Transoral thyroidectomy: why is it needed?

Author information

1
1st Division of Surgery, Research Center for Endocrine Surgery, Department of Medicine and Surgery, University of Insubria (Como-Varese), Varese, Italy.
2
Institute of Clinical Medicine, Kaohsiung Medical University Hospital, Kaohsiung Medical University, Kaohsiung, Taiwan.
3
Faculty of Medicine, College of Medicine, Kaohsiung Medical University Hospital, Kaohsiung Medical University, Kaohsiung, Taiwan.
4
Department of Otolaryngology-Head and Neck Surgery, Kaohsiung Medical University Hospital, Kaohsiung Medical University, Kaohsiung, Taiwan.
5
Division of Thyroid Surgery, Jilin Provincial Key Laboratory of Surgical Translational Medicine, China Japan Union Hospital of Jilin University, Changchun 130031, China.
6
Division of Head and Neck Endocrine Surgery, Department of Otolaryngology-Head and Neck Surgery, Johns Hopkins University School of Medicine, Baltimore, Maryland.
7
Department of Surgery, KUMC Thyroid Center, Korea University Anam Hospital, Korea University College of Medicine, Seoul, Korea.
8
Department of Otolaryngology, Massachusetts Eye and Ear Infirmary, Boston, MA, USA.
9
Department of Surgery, Police General Hospital, Faculty of Medicine, Siam University, Bangkok, Thailand.

Abstract

Transoral thyroidectomy (TOT) represents reasonably the desirable minimally invasive approach to the gland due to the scarless non-visible incisions, the limited distance between the gland and the access that minimize tissue dissection and respect of the surgical anatomical planes. Patients are routinely selected according to an extensive inclusion criteria: (I) ultrasonographically (US) estimated thyroid diameter not larger than 10 cm; (II) US gland volume ≤45 mL; (III) nodule size ≤50 mm; (IV) a benign tumor, such as a thyroid cyst, single-nodular goiter, or multinodular goiter; (V) follicular neoplasm; (VI) papillary microcarcinoma without lymph node metastasis.
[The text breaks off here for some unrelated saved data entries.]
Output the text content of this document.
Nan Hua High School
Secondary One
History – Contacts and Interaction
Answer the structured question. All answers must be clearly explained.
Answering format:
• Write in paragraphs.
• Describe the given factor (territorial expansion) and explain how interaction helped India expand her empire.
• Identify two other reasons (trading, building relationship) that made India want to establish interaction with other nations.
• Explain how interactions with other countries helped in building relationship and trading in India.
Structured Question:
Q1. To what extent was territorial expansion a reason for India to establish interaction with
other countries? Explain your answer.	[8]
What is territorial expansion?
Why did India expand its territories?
The operation is realized through median, central approach which allows bilateral exploration of the thyroid gland and central compartment. TOT is succeed both endoscopically adopting ordinary endoscopic equipments or robotically. In detail three ports are placed at the inferior oral vestibule: one 10-mm port for 30° endoscope and two 5-mm ports for dissecting, coagulating and neuromonitoring instruments. Low CO2 insufflation pressure is set at 6 mmHg. An anterior cervical subplatysmal space is created from the oral vestibule down to the sternal notch, laterally to the sterncleidomuscles similar to that of conventional thyroidectomy. TOT is now reproducible in selective high volume endocrine centers.

KEYWORDS:

Endoscopic thyroidectomy; natural orifice transluminal endoscopic surgery (NOTES); robotic thyroidectomy; transoral thyroidectomy (TOT)

Conflict of interest statement

Conflicts of Interest: The authors have no conflicts of interest to declare.